The U.S. House of Representatives passed H.R. 4154, the Permanent Estate Tax Relief for Families, Farmers, and Small Businesses Act of 2009 on Thursday, December 3, 2009 by a margin of 225-200.  The legislation was introduced by Rep. Earl Pomeroy (D-ND) in November.  The bill would have the following affect on the current estate tax law:

  1. Maintain the current $3.5 million federal estate tax exemption amount per individual in 2010 and beyond.
  2. Set the maximum federal estate tax rate at 45%.
  3. Permanently repeal the repeal of the federal estate tax as provided under the Economic Growth and Tax Relief Reconciliation Act (“EGTRRA-2001”), including EGTRRA’s modified cost basis provisions.
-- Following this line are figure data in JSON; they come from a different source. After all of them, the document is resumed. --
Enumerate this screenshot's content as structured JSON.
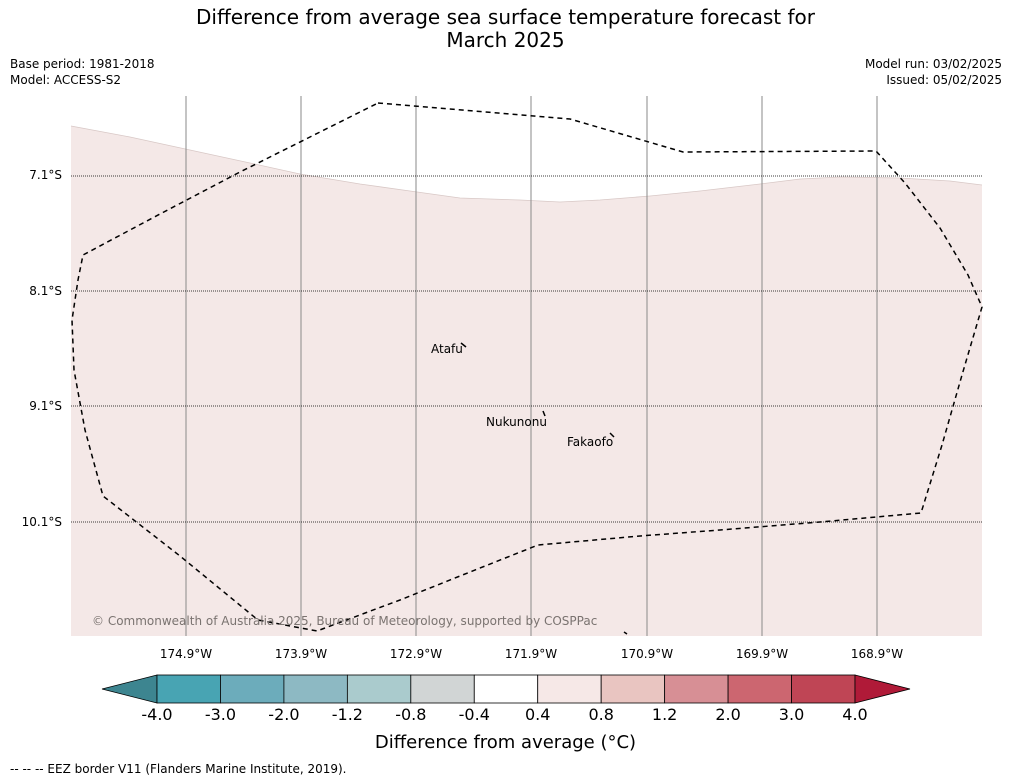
{
  "title": {
    "line1": "Difference from average sea surface temperature forecast for",
    "line2": "March 2025"
  },
  "info": {
    "base_period": "Base period: 1981-2018",
    "model": "Model: ACCESS-S2",
    "model_run": "Model run: 03/02/2025",
    "issued": "Issued: 05/02/2025"
  },
  "map": {
    "latitude_labels": [
      "7.1°S",
      "8.1°S",
      "9.1°S",
      "10.1°S"
    ],
    "longitude_labels": [
      "174.9°W",
      "173.9°W",
      "172.9°W",
      "171.9°W",
      "170.9°W",
      "169.9°W",
      "168.9°W"
    ],
    "places": [
      "Atafu",
      "Nukunonu",
      "Fakaofo"
    ],
    "copyright": "© Commonwealth of Australia 2025, Bureau of Meteorology, supported by COSPPac",
    "colors": {
      "sea_anomaly_0_4_to_0_8": "#f4e8e7",
      "sea_anomaly_minus0_4_to_0_4": "#ffffff",
      "eez_border": "#000000",
      "graticule_meridian": "#8a8a8a"
    }
  },
  "colorbar": {
    "ticks": [
      "-4.0",
      "-3.0",
      "-2.0",
      "-1.2",
      "-0.8",
      "-0.4",
      "0.4",
      "0.8",
      "1.2",
      "2.0",
      "3.0",
      "4.0"
    ],
    "colors": [
      "#3d8590",
      "#48a4b3",
      "#6cacbb",
      "#8db9c3",
      "#aacbcd",
      "#d1d5d5",
      "#ffffff",
      "#f6e8e7",
      "#e9c5c1",
      "#d78f95",
      "#cc6670",
      "#bf4555",
      "#b01a38"
    ],
    "label": "Difference from average (°C)"
  },
  "footer": {
    "eez_legend": "--  --  -- EEZ border V11 (Flanders Marine Institute, 2019)."
  }
}
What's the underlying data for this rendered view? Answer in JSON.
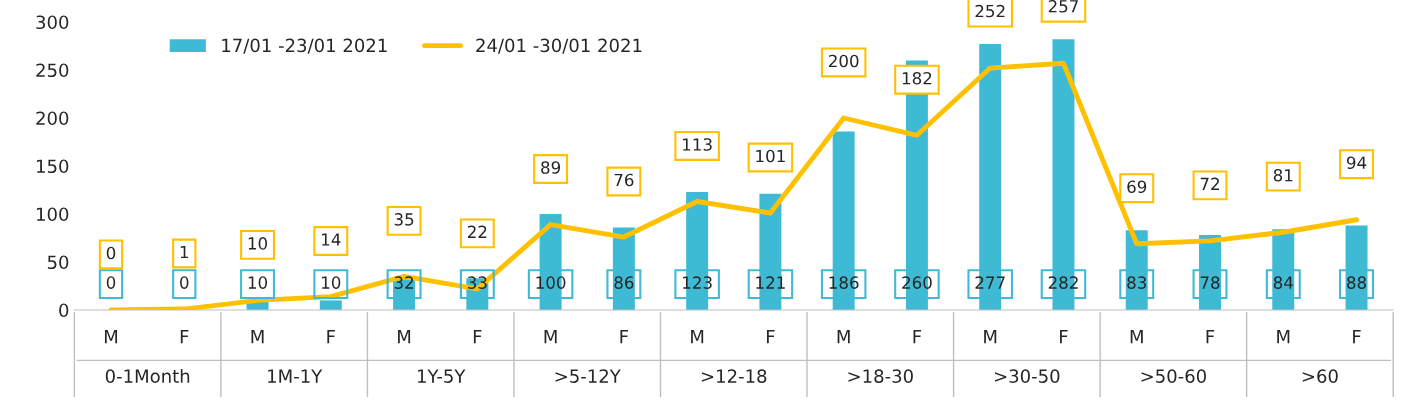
{
  "chart_data": {
    "type": "bar",
    "categories": [
      "M",
      "F",
      "M",
      "F",
      "M",
      "F",
      "M",
      "F",
      "M",
      "F",
      "M",
      "F",
      "M",
      "F",
      "M",
      "F",
      "M",
      "F"
    ],
    "annotations": [
      "0-1Month",
      "1M-1Y",
      "1Y-5Y",
      ">5-12Y",
      ">12-18",
      ">18-30",
      ">30-50",
      ">50-60",
      ">60"
    ],
    "series": [
      {
        "name": "17/01 -23/01 2021",
        "color": "#3fbad4",
        "values": [
          0,
          0,
          10,
          10,
          32,
          33,
          100,
          86,
          123,
          121,
          186,
          260,
          277,
          282,
          83,
          78,
          84,
          88
        ]
      },
      {
        "name": "24/01 -30/01 2021",
        "type": "line",
        "color": "#ffc000",
        "values": [
          0,
          1,
          10,
          14,
          35,
          22,
          89,
          76,
          113,
          101,
          200,
          182,
          252,
          257,
          69,
          72,
          81,
          94
        ]
      }
    ],
    "ylim": [
      0,
      300
    ],
    "yticks": [
      0,
      50,
      100,
      150,
      200,
      250,
      300
    ],
    "data_labels": true,
    "legend": "top left",
    "grid": false,
    "marker": "none",
    "line_style": "solid"
  }
}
The debate now moves to the U.S. Senate, where several versions of an estate tax revision have been introduced, such as the Baucus Bill (S.722) and the Lincoln-Kyle Bill (S.A. 873). 

The Economic Growth and Tax Relief Reconciliation Act of 2001 (EGTRRA-2001) made significant changes in the estate and gift taxes.  First, The Act gradually phased the exemption amount upward between 2003 and 2009 and completely repealed the estate tax for the year 2010.  Second, The Act gradually reduced the top tax rate that can be applied in computing estate tax liability from 55% to 45% by 2007.  Additionally, the current “fresh-start” carryover cost basis for inherited property under I.R.C. § 1014 would be replaced by a modified carryover basis regime in new I.R.C. § 1022.  Under this new section, property passing from a decedent will have a basis for the recipient equal to the lesser of the decedent’s basis or the value of the property at death.  EGTRRA-2001 also had the effect of significantly raising the exemption amounts and reducing the applicable tax rate, therefore removing a large percentage of what would otherwise have been taxable estates from the tax base.  Lastly, EGTRRA-2001 is set to expire due to a sunset provision after 2010, therefore returning the estate tax exemption levels to its pre-2001 amounts.  This uncertainty has left attorneys and clients in a quandary as the deadline approaches.
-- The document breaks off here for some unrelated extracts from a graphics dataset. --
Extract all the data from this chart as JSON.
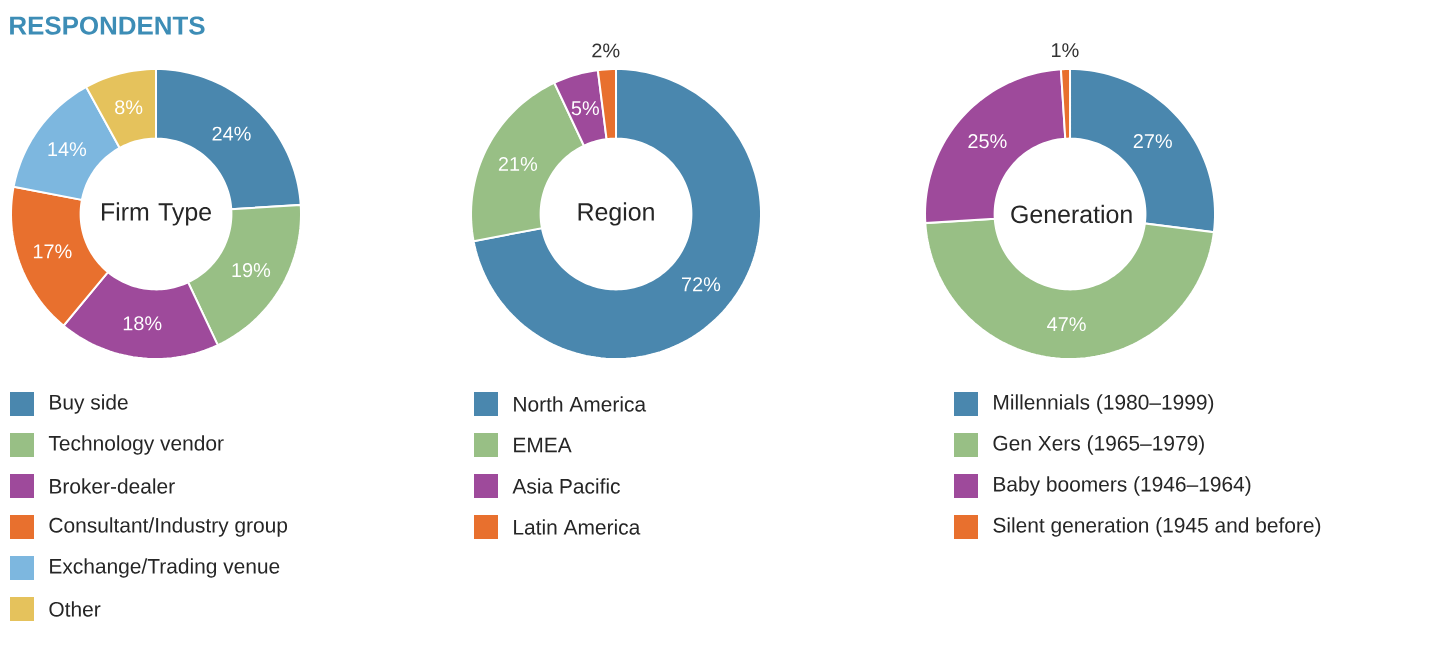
{
  "chart_data": [
    {
      "type": "donut",
      "title": "Firm Type",
      "annotations": [
        "RESPONDENTS"
      ],
      "legend": "bottom",
      "categories": [
        "Buy side",
        "Technology vendor",
        "Broker-dealer",
        "Consultant/Industry group",
        "Exchange/Trading venue",
        "Other"
      ],
      "values": [
        24,
        19,
        18,
        17,
        14,
        8
      ],
      "value_labels": [
        "24%",
        "19%",
        "18%",
        "17%",
        "14%",
        "8%"
      ],
      "colors": [
        "#4a87ae",
        "#98bf85",
        "#9e4a9b",
        "#e8702e",
        "#7db7df",
        "#e5c25c"
      ]
    },
    {
      "type": "donut",
      "title": "Region",
      "legend": "bottom",
      "categories": [
        "North America",
        "EMEA",
        "Asia Pacific",
        "Latin America"
      ],
      "values": [
        72,
        21,
        5,
        2
      ],
      "value_labels": [
        "72%",
        "21%",
        "5%",
        "2%"
      ],
      "colors": [
        "#4a87ae",
        "#98bf85",
        "#9e4a9b",
        "#e8702e"
      ]
    },
    {
      "type": "donut",
      "title": "Generation",
      "legend": "bottom",
      "categories": [
        "Millennials (1980–1999)",
        "Gen Xers (1965–1979)",
        "Baby boomers (1946–1964)",
        "Silent generation (1945 and before)"
      ],
      "values": [
        27,
        47,
        25,
        1
      ],
      "value_labels": [
        "27%",
        "47%",
        "25%",
        "1%"
      ],
      "colors": [
        "#4a87ae",
        "#98bf85",
        "#9e4a9b",
        "#e8702e"
      ]
    }
  ]
}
One issue that H.R. 4154 fails to address was that of portability.  Portability is the issue of whether to allow a surviving spouse to use a deceased spouse’s unused exemption amount.  For example, presently a married couple could pass $7 million in assets without incurring estate tax liability by utilizing each spouse’s $3.5 million exemption.  However, if the first spouse to die had only $1 million in assets and the survivor had the other $6 million titled or held in their name, the first spouse could only have used $1 million of their exemption.  A portability provision in the estate tax law would allow the unused exemption amount of the first spouse to die to pass to the surviving spouse, allowing a married couple to maximize the use of their available exemptions, regardless of how their assets are titled and held.  It is important to note that while H.R. 4154 does not include a portability provision, the  Baucus bill currently contains such a provision.